Storage

Overview

Players in strax’s storage system take on one of three roles:
  • StorageFrontend: Find data locations, and communicate this to one or more StorageBackend instances;

  • StorageBackend: load pieces of data, and create instances of Saver;

  • Saver: save pieces of data to a specific location.

As an example, a StorageFrontend could talk to a database that tracks which data is stored where. A StorageBackend then retrieves data from local disks, while another might retrieve it remotely using SSH or other transfer systems. The front-end decides which backend is appropriate for a given request. Finally, a Savers guides the process of writing a particular piece of data to disk or databases (potentially from multiple cores), compressing and rechunking as needed.

To implement a new way of storing and/or tracking data, you must implement (subclass) all or some of these classes. This means subclassing them and overriding a few specific methods (called ‘abstract methods’ because they raise NotImplementedError if they are not overridden).

Keys

In strax, a piece of data is identified by a DataKey, consisting of three components:
  • The run id

  • The data type

  • The complete lineage of the data. This includes, for the data type itself, and all types it depends on (and their dependencies, and so forth): * The plugin class name that produced the data; * The version string of the plugin; * The values of all configuration options the plugin took (whether they were explicitly specified or left as default).

When you ask for data using Context.get_xxx, the context will produce a key like this, and pass it to the StorageFrontend. It then looks for a filename or database collection name that matches this key – something a StorageBackend understands. which is therefore generically called a backend key.
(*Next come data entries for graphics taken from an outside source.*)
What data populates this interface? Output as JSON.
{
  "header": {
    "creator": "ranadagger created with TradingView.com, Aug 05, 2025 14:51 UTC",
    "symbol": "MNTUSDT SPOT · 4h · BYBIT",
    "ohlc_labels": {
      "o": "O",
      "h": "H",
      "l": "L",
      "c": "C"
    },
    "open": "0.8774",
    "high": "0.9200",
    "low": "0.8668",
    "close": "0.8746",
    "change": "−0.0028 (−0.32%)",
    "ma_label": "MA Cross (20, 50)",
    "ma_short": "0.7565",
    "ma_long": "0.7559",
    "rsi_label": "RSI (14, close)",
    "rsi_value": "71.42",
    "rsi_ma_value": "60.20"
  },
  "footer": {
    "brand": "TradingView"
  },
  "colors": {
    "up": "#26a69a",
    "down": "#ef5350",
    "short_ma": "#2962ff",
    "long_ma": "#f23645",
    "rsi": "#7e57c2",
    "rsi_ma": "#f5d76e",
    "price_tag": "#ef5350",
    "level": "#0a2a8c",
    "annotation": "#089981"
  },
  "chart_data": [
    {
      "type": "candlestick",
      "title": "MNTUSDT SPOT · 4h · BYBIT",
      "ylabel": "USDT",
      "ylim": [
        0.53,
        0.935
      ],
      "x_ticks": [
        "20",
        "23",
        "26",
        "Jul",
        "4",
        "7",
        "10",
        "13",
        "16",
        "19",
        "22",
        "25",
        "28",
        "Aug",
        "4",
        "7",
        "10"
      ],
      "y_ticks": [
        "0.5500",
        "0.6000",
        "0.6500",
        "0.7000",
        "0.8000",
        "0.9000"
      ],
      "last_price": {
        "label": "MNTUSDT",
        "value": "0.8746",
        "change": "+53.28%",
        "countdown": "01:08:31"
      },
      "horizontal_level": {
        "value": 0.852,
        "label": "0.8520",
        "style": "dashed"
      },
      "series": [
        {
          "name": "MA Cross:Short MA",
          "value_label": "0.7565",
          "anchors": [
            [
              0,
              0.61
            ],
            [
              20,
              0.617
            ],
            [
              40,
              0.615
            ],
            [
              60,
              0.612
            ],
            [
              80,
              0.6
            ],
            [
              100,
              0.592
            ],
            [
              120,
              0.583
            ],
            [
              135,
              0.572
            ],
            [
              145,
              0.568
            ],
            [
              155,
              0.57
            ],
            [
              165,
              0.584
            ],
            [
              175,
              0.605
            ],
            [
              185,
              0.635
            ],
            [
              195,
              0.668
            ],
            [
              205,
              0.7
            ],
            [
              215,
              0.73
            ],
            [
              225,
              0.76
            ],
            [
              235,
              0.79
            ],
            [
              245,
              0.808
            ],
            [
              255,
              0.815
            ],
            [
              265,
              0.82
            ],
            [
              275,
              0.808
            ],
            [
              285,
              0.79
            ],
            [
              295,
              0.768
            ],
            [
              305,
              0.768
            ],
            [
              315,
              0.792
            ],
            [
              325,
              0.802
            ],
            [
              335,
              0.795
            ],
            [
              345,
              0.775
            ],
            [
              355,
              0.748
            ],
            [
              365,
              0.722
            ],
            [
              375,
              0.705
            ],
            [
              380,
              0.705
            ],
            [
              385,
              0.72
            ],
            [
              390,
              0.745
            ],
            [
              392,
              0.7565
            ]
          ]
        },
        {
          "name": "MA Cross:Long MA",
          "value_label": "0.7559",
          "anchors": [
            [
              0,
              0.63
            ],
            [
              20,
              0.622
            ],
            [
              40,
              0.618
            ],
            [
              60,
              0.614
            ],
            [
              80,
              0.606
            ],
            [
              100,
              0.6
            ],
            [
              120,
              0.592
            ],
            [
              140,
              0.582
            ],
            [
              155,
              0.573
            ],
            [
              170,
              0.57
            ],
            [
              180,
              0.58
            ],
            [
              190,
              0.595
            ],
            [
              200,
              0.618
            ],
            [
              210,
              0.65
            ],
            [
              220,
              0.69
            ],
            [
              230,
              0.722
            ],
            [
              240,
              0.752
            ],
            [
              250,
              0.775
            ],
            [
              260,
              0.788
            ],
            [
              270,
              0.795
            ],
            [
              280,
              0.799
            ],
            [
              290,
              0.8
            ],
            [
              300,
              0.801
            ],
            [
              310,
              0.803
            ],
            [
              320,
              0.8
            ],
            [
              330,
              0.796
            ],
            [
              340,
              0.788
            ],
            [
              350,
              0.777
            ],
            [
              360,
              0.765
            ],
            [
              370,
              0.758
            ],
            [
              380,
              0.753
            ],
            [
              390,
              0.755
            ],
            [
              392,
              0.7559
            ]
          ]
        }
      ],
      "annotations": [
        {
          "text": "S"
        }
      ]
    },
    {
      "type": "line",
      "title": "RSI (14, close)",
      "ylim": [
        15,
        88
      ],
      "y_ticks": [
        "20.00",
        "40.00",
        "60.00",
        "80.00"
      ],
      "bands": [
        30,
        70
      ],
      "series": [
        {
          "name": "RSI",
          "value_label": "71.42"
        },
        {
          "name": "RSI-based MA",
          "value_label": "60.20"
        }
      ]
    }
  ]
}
The matching between DataKey and backend key can be done very strictly, or more loosely, depending on how the context is configured. This way you can choose to be completely sure about what data you get, or be more flexible and load whatever is available. TODO: ref context documentation.

Run-level metadata

Metadata can be associated with a run, but no particular data type. The StorageFrontend must take care of saving and loading these.

Such run-level metadata can be crucial in providing run-dependent default setting for configuration options, for example, calibrated quantities necessary for data processing (e.g. electron lifetime and PMT gains).